“The bluebird didn't realize what she was getting herself into when she chose her new home, about 75 yards from a natural gas compressor. It was only as the days and weeks wore on that the low whine of machinery started to take a toll. It was harder to hear the sounds of approaching predators, or even the normal noises of the surrounding world, so she had to maintain constant vigilance. Her stress hormone levels became skewed; her health deteriorated. She couldn't resettle elsewhere, because she had a nest full of hatchlings to tend. Yet her chicks suffered too, growing up small and scantily feathered — if they survived at all.”
So began the “science” article in The Washington Post. Really.
The piece went on to quote Rob Guralnick, associate curator of biodiversity informatics (!) at the Florida Museum of Natural History: “Noise is causing birds to be in a situation where they're chronically stressed. . . and that has really huge health consequences for birds and their offspring.” The article did admit it would be a “stretch” to say noise damages birds’ “mental health,” since “the animals have not been evaluated by an avian psychologist.” Thanks for clearing that up.
In a paper recently published in the Proceedings of the National Academy of Sciences (get 52 issues plus a special year-end ‘bonus’ issue for just $99.95 if you call their subscription hotline now—ask for Jorgé!), Guralnick and his
colleagues say there is a clear connection between noise pollution and birds’
stress levels. Guralnick termed this finding “acoustic degradation of the
environment,” and added, “We think it is a real conservation concern.” There
you have it, the science is settled!
The research examined 240 nesting sites surrounding natural gas treatment facilities at the Bureau of Land Management’s Rattlesnake Canyon Habitat Management Area, which, though uninhabited, is “dotted with natural gas wells and compression stations that emit a constant, low-frequency hum in roughly the same range as many birds’ songs,” according to The Post.
It was there, upon this vast tract of open land in northern New Mexico, that the scientists purported to find that the lady bluebird so tenderly described in the article’s opening paragraph… suffered from the very same physiological symptoms as a human experiencing post-traumatic stress disorder.
Newsflash: birds are nervous, they flit around and can’t sit still, they poop all over and don’t live particularly long. There’s a good reason for that. It’s not because of PTSD, it’s because they’re effing birds, you morons!
Noise is causing birds to be stressed? Have the scientists ever been near a flock of geese or around a murder of crows? And what of the “constant, low-frequency hum in roughly the same range as many birds’ songs?” Unlike the shrill, deafening cacophony of geese and crow flocks, why would a low-frequency hum in the same range as birds own songs drive them nuts? Does their own singing cause them undue stress?
As for the assertion that noise is causing birds “really huge” health consequences, do real scientists use terms like “really huge?” Isn’t “huge” alone more than enough to make a clinical, unbiased point? Why risk sounding like a sophomore on a chat line?

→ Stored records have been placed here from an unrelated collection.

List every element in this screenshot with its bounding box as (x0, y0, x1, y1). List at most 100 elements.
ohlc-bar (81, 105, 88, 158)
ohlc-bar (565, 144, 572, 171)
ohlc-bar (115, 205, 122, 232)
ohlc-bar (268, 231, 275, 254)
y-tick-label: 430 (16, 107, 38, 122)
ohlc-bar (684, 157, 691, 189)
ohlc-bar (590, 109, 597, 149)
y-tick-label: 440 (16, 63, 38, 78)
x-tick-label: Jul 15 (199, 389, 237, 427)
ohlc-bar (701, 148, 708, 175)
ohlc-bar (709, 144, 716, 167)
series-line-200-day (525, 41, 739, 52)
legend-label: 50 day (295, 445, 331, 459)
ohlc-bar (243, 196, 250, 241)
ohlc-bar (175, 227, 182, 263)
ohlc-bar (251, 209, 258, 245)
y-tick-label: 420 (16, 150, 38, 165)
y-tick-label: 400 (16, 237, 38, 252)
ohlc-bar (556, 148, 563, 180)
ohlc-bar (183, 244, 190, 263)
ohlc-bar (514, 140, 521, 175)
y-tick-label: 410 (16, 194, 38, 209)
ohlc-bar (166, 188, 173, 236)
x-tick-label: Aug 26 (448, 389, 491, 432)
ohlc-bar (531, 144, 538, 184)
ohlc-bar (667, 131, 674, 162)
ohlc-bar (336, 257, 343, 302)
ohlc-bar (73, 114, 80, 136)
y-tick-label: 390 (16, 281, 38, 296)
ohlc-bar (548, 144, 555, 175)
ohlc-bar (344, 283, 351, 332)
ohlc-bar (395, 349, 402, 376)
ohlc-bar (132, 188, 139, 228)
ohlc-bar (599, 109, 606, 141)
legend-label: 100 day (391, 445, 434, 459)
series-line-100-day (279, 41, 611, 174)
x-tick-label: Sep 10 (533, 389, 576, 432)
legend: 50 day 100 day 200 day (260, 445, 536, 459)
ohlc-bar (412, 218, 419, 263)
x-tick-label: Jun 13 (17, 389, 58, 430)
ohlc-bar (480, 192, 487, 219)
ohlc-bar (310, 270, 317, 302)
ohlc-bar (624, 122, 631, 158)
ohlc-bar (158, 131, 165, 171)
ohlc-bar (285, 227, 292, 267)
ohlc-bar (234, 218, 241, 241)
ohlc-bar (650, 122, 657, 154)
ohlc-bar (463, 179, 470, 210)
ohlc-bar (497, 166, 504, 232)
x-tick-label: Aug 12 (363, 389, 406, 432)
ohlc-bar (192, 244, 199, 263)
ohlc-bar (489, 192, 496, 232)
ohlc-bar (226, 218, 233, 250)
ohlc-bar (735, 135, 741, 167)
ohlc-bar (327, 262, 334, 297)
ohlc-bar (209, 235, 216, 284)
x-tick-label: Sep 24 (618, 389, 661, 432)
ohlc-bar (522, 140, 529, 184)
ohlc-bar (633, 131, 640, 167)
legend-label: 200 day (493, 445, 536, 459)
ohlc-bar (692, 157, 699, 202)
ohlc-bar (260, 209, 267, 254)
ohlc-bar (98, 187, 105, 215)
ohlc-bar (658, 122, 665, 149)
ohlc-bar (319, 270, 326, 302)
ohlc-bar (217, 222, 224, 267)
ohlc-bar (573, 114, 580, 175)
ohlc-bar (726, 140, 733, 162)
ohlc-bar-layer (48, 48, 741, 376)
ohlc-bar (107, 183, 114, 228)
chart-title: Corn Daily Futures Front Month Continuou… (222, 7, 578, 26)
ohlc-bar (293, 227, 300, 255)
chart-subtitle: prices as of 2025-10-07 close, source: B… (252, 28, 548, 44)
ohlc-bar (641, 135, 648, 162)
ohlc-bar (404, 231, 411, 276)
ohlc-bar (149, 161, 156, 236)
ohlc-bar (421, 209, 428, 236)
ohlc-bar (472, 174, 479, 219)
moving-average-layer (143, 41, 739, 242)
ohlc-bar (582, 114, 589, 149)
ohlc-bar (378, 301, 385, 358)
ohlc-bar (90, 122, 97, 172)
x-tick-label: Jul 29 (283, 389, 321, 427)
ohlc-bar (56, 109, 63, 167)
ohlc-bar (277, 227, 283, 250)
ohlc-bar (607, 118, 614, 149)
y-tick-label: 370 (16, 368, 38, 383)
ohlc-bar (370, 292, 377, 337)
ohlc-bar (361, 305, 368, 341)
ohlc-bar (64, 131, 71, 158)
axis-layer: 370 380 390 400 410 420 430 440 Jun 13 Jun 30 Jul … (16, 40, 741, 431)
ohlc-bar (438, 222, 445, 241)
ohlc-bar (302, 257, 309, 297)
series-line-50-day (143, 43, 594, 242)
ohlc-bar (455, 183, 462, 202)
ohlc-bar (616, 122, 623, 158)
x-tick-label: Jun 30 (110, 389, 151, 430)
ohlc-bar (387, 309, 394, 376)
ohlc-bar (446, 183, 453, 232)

And don’t try to tell me that “The bluebird didn't realize what she was getting herself into when she chose her new home, about 75 yards from a natural gas compressor.” There’s a reason that she…chose her new home, about 75 yards from a natural gas compressor, dumb asses. Or, did evil
Republicans conspire to turn off the compressors until Ladybird selected her nesting site, luring the poor marginalized creature into the realm of Hades?
(Don’t get me wrong, I love wildlife. I love birds. Honestly. I actually served as an amateur ornithologist and bird guide at a nature center near my home for parts of two years as a youth. I just don’t like coercion, lying, bullying and bullshit, i.e. the left’s habit of reading us bedtime stories as if they were settled science).